PubMed 11860462

Referenced in Channelpedia wiki pages of: none

Automatically associated channels: Cav3.3 , Slo1

Title: The alpha1I T-type calcium channel exhibits faster gating properties when overexpressed in neuroblastoma/glioma NG 108-15 cells.

Authors: J Chemin, A Monteil, S Dubel, J Nargeot, P Lory

Journal, date & volume: Eur. J. Neurosci., 2001 Nov , 14, 1678-86

PubMed link:

The recently cloned T-type calcium channel alpha1I (Cav3.3) displays atypically slow kinetics when compared to native T-channels. Possible explanations might involve alternative splicing of the alpha1I subunit, or the use of expression systems that do not provide a suitable environment (auxiliary subunit, phosphorylation, glycosylation...). In this study, two human alpha1I splice variants, the alpha1I-a and alpha1I-b isoforms that harbour distinct carboxy-terminal regions were studied using various expression systems. As the localization of the alpha1I subunit is primarily restricted to neuronal tissues, its functional expression was conducted in the neuroblastoma/glioma cell line NG 108-15, and the results compared to those obtained in HEK-293 cells and Xenopus oocytes. In Xenopus oocytes, both isoforms exhibited very slow current kinetics compared to those obtained in HEK-293 cells, but the alpha1I-b isoform generated faster currents than the alpha1I-a isoform. Both activation and inactivation kinetics of alpha1I currents were significantly faster in NG 108-15 cells, while deactivating tail currents were two times slower, compared to those obtained in HEK-293 cells.
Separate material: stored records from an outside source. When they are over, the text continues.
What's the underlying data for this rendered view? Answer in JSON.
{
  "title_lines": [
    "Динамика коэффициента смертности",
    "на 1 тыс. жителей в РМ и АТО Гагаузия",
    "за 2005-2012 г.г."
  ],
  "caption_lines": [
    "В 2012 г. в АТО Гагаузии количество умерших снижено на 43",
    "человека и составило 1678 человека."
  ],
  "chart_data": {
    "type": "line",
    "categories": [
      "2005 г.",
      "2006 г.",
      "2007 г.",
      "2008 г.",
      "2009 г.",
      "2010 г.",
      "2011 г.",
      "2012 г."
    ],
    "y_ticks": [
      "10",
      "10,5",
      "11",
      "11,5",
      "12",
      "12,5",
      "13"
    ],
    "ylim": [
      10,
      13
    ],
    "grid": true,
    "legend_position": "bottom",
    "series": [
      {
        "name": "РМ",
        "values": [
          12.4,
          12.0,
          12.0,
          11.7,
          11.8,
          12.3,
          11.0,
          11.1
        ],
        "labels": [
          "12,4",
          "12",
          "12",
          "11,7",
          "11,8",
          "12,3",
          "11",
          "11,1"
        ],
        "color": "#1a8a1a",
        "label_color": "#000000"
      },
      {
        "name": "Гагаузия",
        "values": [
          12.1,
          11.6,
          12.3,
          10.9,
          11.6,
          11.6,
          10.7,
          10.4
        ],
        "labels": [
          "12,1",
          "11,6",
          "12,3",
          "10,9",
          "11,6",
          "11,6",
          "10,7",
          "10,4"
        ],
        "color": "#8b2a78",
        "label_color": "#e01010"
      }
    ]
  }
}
Moreover, the alpha1-b isoform showed significantly slower deactivation kinetics both in NG 1080-15 and in HEK-293 cells. Altogether, these data emphasize the advantage of combining several expression systems to reveal subtle differences in channel properties and further indicate that the major functional differences between both human alpha1I isoforms are related to current kinetics. More importantly, these data suggest that the expression of the alpha1I subunit in neuronal cells contributes to the "normalization" of current kinetics to the more classical, fast-gated T-type Ca2+ current.